La domenica delle salme
nessuno si fece male
tutti a seguire il feretro
del defunto ideale.
La domenica delle salme
si sentiva cantare
quant'è bella giovinezza
non vogliamo più invecchiare.
Gli ultimi viandanti
si ritirarono nelle catacombe
accesero la televisione e ci guardarono cantare
per una mezz'oretta
poi ci mandarono a cagare.
Voi che avete cantato sui trampoli o in ginocchio
coi pianoforti a tracolla vestiti da Pinocchio
voi che avete cantato per i longobardi e per i centralisti
per l'Amazzonia e per la pecunia
nei palastilisti
e dai padri Maristi
voi avevate voci potenti
lingue allenate a battere il tamburo
voi avevate voci potenti
adatte per il vaffanculo.
La domenica delle salme
gli addetti alla nostalgia
accompagnarono tra i flauti
il cadavere di Utopia.
La domenica delle salme
fu una domenica come tante
il giorno dopo c'erano i segni
di una pace terrificante.
Mentre il cuore d'Italia
da Palermo ad Aosta
si gonfiava in un coro
di vibrante protesta.
Abbastanza ermetica ma non più di tanto; vediamo di raccontarla in prosa per coloro che non vogliono capire. Tutto comincia con la caduta del muro di Berlino; è la fine del comunismo e la vittoria della società borghese e fascista. I lavavetri polacchi lavavano agli incroci le macchine dei ricchi; all'epoca era impossibile fermarsi al semaforo senza un ragazzo che cercava di pulirti i vetri o una zingara che ti vendesse qualche cianfrusaglia. I nuovi poveri sarebbero diventati come gli schiavi egiziani, utilizzati per costruire monumenti ai padroni.

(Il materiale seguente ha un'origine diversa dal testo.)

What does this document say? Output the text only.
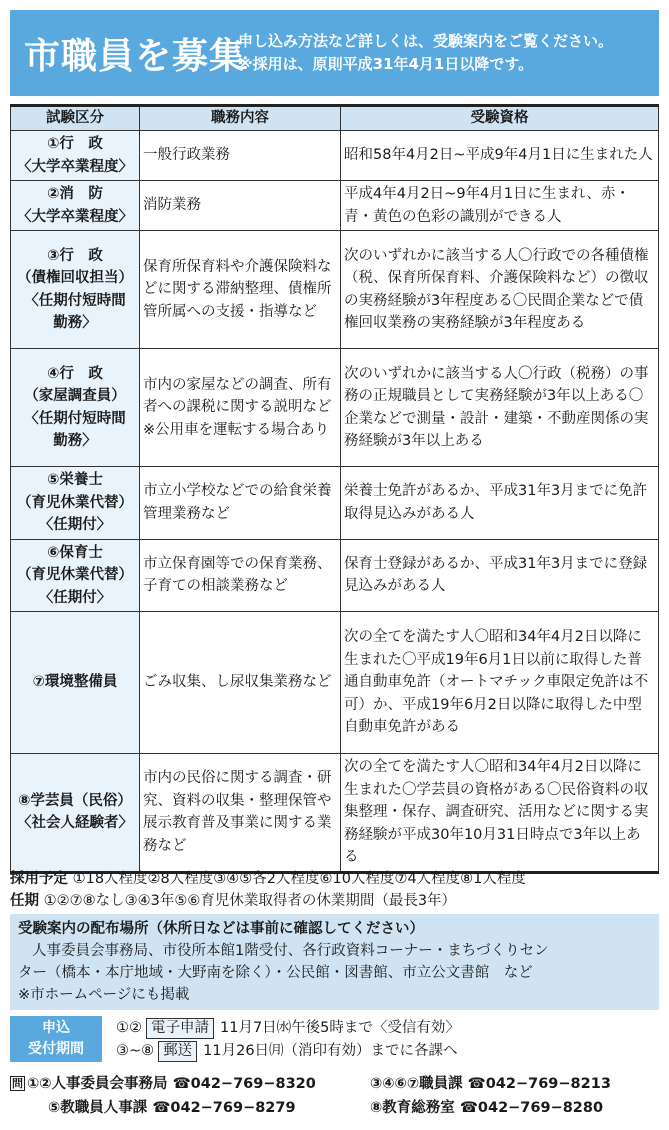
市職員を募集
申し込み方法など詳しくは、受験案内をご覧ください。
※採用は、原則平成31年4月1日以降です。
試験区分	職務内容	受験資格

①行　政
〈大学卒業程度〉	一般行政業務	昭和58年4月2日~平成9年4月1日に生まれた人

②消　防
〈大学卒業程度〉	消防業務	平成4年4月2日~9年4月1日に生まれ、赤・青・黄色の色彩の識別ができる人

③行　政
（債権回収担当）
〈任期付短時間
勤務〉	保育所保育料や介護保険料などに関する滞納整理、債権所管所属への支援・指導など	次のいずれかに該当する人〇行政での各種債権（税、保育所保育料、介護保険料など）の徴収の実務経験が3年程度ある〇民間企業などで債権回収業務の実務経験が3年程度ある

④行　政
（家屋調査員）
〈任期付短時間
勤務〉	市内の家屋などの調査、所有者への課税に関する説明など　※公用車を運転する場合あり	次のいずれかに該当する人〇行政（税務）の事務の正規職員として実務経験が3年以上ある〇企業などで測量・設計・建築・不動産関係の実務経験が3年以上ある

⑤栄養士
（育児休業代替）
〈任期付〉	市立小学校などでの給食栄養管理業務など	栄養士免許があるか、平成31年3月までに免許取得見込みがある人

⑥保育士
（育児休業代替）
〈任期付〉	市立保育園等での保育業務、子育ての相談業務など	保育士登録があるか、平成31年3月までに登録見込みがある人

⑦環境整備員	ごみ収集、し尿収集業務など	次の全てを満たす人〇昭和34年4月2日以降に生まれた〇平成19年6月1日以前に取得した普通自動車免許（オートマチック車限定免許は不可）か、平成19年6月2日以降に取得した中型自動車免許がある

⑧学芸員（民俗）
〈社会人経験者〉	市内の民俗に関する調査・研究、資料の収集・整理保管や展示教育普及事業に関する業務など	次の全てを満たす人〇昭和34年4月2日以降に生まれた〇学芸員の資格がある〇民俗資料の収集整理・保存、調査研究、活用などに関する実務経験が平成30年10月31日時点で3年以上ある
採用予定 ①18人程度②8人程度③④⑤各2人程度⑥10人程度⑦4人程度⑧1人程度
任期 ①②⑦⑧なし③④3年⑤⑥育児休業取得者の休業期間（最長3年）
受験案内の配布場所（休所日などは事前に確認してください）
人事委員会事務局、市役所本館1階受付、各行政資料コーナー・まちづくりセン
ター（橋本・本庁地域・大野南を除く）・公民館・図書館、市立公文書館　など
※市ホームページにも掲載
申込
受付期間
①② 電子申請 11月7日㈬午後5時まで〈受信有効〉
③~⑧ 郵送 11月26日㈪（消印有効）までに各課へ
問 ①②人事委員会事務局 ☎042−769−8320	③④⑥⑦職員課 ☎042−769−8213
⑤教職員人事課 ☎042−769−8279	⑧教育総務室 ☎042−769−8280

In effetti la povertà è aumentata in modo esponenziale nel mondo. Sempre più ricchi i ricchi ma sono pochi mentre i poveri sono milioni, forse miliardi. E intanto nei paesi occidentali una specie di droga (il gas esilarante) addormentava le coscienze; la brava gente fa festa spendendo e spandendo (quelli che la colpa è sempre degli altri e intanto frequentano i parrucchieri per truccarsi e farsi belli.). La contestazione del sistema da sinistra è fallita e Renato Curcio brigatista rosso della prima ora, che dall'università di Trento aveva fatto il "carbonaro" ha perso; lo stato, con le mani sui coglioni, ha ripreso il controllo. Anche il ministro dei temporali sembra un ministro di oggi, qualcuno che promette sempre e solo fulmini e saette. Speriamo che tutto vada bene (voglio vivere in una città dove, all'ora dell'aperitivo, non ci siano spargimenti di sangue e di detersivo) anche perchè con la fine delle ideologie (il cadavere di Utopia) non ci saranno più regole da rispettare. E a tutti coloro, artisti e intellettuali che si sono messi a disposizione del potere, De Andrè manda un solenne vaffanculo. Certo che la pace terrificante di oggi, con i morti ammazzati dai vari regimi, a est e a ovest, in tutto il mondo, coi morti che concimano il mare, non mette allegria. Il coro di "vibrata protesta" diventa ironia e sarcasmo, diventa l'elogio dell'ipocrisia di una società cattiva e malata di egoismo. Ma probabilmente sono io che capisco poco e male, altri avranno un'interpretazione diversa della poesia di Fabrizio De Andrè.